O dia de mobilização contra a extrema-direita serviu de teste ao apoio à Nova Frente Popular, a coligação fechada em poucas horas após o anúncio de eleições antecipadas. Mas para a generalidade dos media franceses o tema do dia foi a polémica em torno das escolhas para as listas da França Insubmissa, com alguns dos atuais deputados a serem afastados das listas depois de terem afirmado divergências com a estratégia da direção do partido.

O afastamento de Alexis Corbière, Raquel Garrido, Danielle Simonnet, Hendrik Davi e Frédéric Mathieu causou mal-estar dentro da própria França Insubmissa e também dos parceiros de coligação, que se dizem surpreendidos com as mudanças nas listas. Os afastados dizem estar a ser alvo de uma purga e apelaram diretamente a Jean-Luc Mélenchon, que tal como em 2022 não será candidato a estas legislativas, para que reconsidere estas escolhas até ao prazo final de entrega das listas este domingo.

Do lado dos socialistas também houve há surpresas nos candidatos apresentados, depois de o ex-Presidente François Hollande, que não apoiou a anterior coligação NUPES em 2022 e ainda hoje é apontado como o principal obreiro da fragmentação da esquerda e do seu próprio partido devido à orientação do seu mandato presidencial à direita, ter manifestado a disponibilidade para voltar a ser deputado sob a bandeira da Nova Frente Popular.

François Hollande será candidato pelo círculo de Corrèze, que pertence à quota socialistas na distribuição de candidaturas, tomando o lugar de um autarca do PS anteriormente anunciado como candidato. Na mesma entrevista em que declarou o apoio à Nova Frente Popular, o ex-Presidente reafirmou a sua posição de princípio “republicano” de desistir à segunda volta caso os resultados da primeira não o coloquem como o melhor colocado para vencer a candidatura da extrema-direita.

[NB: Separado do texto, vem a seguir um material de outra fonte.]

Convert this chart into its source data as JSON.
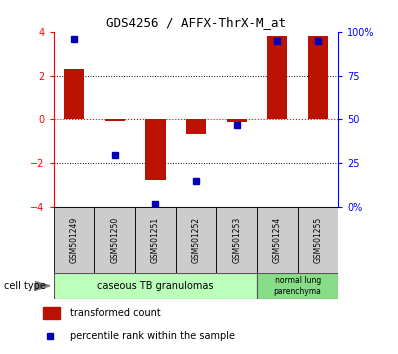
{
  "title": "GDS4256 / AFFX-ThrX-M_at",
  "samples": [
    "GSM501249",
    "GSM501250",
    "GSM501251",
    "GSM501252",
    "GSM501253",
    "GSM501254",
    "GSM501255"
  ],
  "transformed_count": [
    2.3,
    -0.05,
    -2.75,
    -0.65,
    -0.12,
    3.8,
    3.8
  ],
  "percentile_rank": [
    96,
    30,
    2,
    15,
    47,
    95,
    95
  ],
  "ylim_left": [
    -4,
    4
  ],
  "ylim_right": [
    0,
    100
  ],
  "yticks_left": [
    -4,
    -2,
    0,
    2,
    4
  ],
  "bar_color": "#bb1100",
  "dot_color": "#0000bb",
  "cell_type_group1": "caseous TB granulomas",
  "cell_type_group2": "normal lung\nparenchyma",
  "cell_type_label": "cell type",
  "legend_bar": "transformed count",
  "legend_dot": "percentile rank within the sample",
  "group1_color": "#bbffbb",
  "group2_color": "#88dd88",
  "sample_box_color": "#cccccc"
}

“Será que podemos acreditar que o Sr. Hollande se converteu de um dia para o outro? Que, de repente, é a favor da reforma aos 60 anos, que, de repente, é a favor da indexação dos salários à inflação? Duvido", afirmou aos jornalistas o deputado insubmisso François Ruffin, apontado como potencial candidato a primeiro-ministro num cenário de maioria de esquerda nas legislativas.